The filing deadlines for briefs has passed though citizens can still continue to comment.
Members of the United Steelworkers, as well as Felman Production, are anxiously awaiting the PSC’s decision. Hearings were held last December on the proposal that was filed in August 2013. At a December hearing, Commission President Rick Handley testified before the PSC to support the proposal and to relay how closing the plant would have a negative impact on county revenue and local families. At the time of his testimony, Handley said if the plant ceases operations, it could mean 155 lost jobs.
Members of the United Steelworkers gathered outside the Mason County Courthouse last week to fight for those jobs and raise awareness about the forthcoming decision from the PSC. Union members greeted U.S. Sen. Joe Manchin (D-W.Va.) and asked for his support. Manchin promised to look into the situation to see what he could do.
Felman idled the plant last year because of poor market conditions. Also last year, Rep. Shelley Moore Capito (R-W.Va.) testified before the International Trade Commission for Felman, asking the agency renew anti-dumping duty orders on imports of silicomanganese from other countries.
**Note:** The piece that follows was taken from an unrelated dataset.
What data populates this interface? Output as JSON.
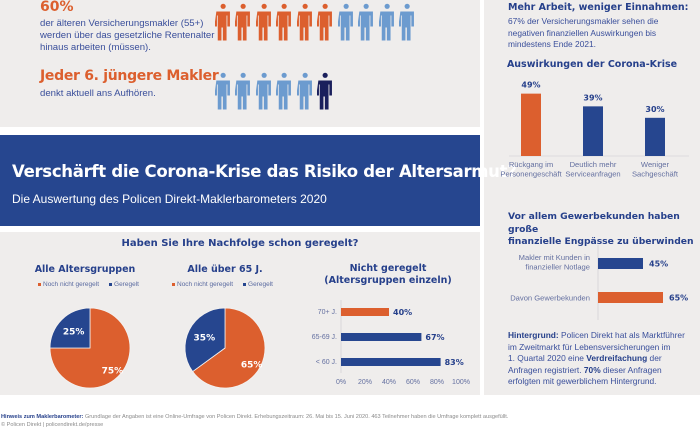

As reported by the Associated Press, Felman’s proposal would tie the plant’s power rates to the costs of raw materials used in production and commodity prices. The plan caps the amount of discounts the company could receive in a given year at $9.5 million, which represents the amount of Appalachian Power’s fixed costs the company currently pays. When prices are low, Felman’s power discounts would be paid for by shifting costs to other ratepayers. To make up for those costs, the company said it would pay higher rates when its material costs recovered. That benefit would then be passed on to other customers in the form of a rate decrease.
The company submitted its request for a 10-year special power rate under a 2010 law that was intended to help Century Aluminum restart its plant in Ravenswood. The law allows manufacturers that consume large amounts of energy to negotiate rates tied to commodity prices.
Critics of the proposal include Appalachian Power, which the Associated Press reports has objected to a provision that would allow Felman to carry over the $9.5 million discount from one year to the next. The utility said in testimony filed with the PSC that Felman potentially could go an entire year without paying for power, according to the AP. A spokesperson for Felman told the AP the proposal ensures Felman pays 100 percent of Appalachian Power’s variable costs, mainly for fuel and power generation, during the contract. The discounts would only apply to the $9.5 million in annual fixed cost payments.
According to Felman, the bottom line for the proposal is about sustaining the plant and the jobs.
At least for now, the answer to when and how the PSC will rule, will have to wait.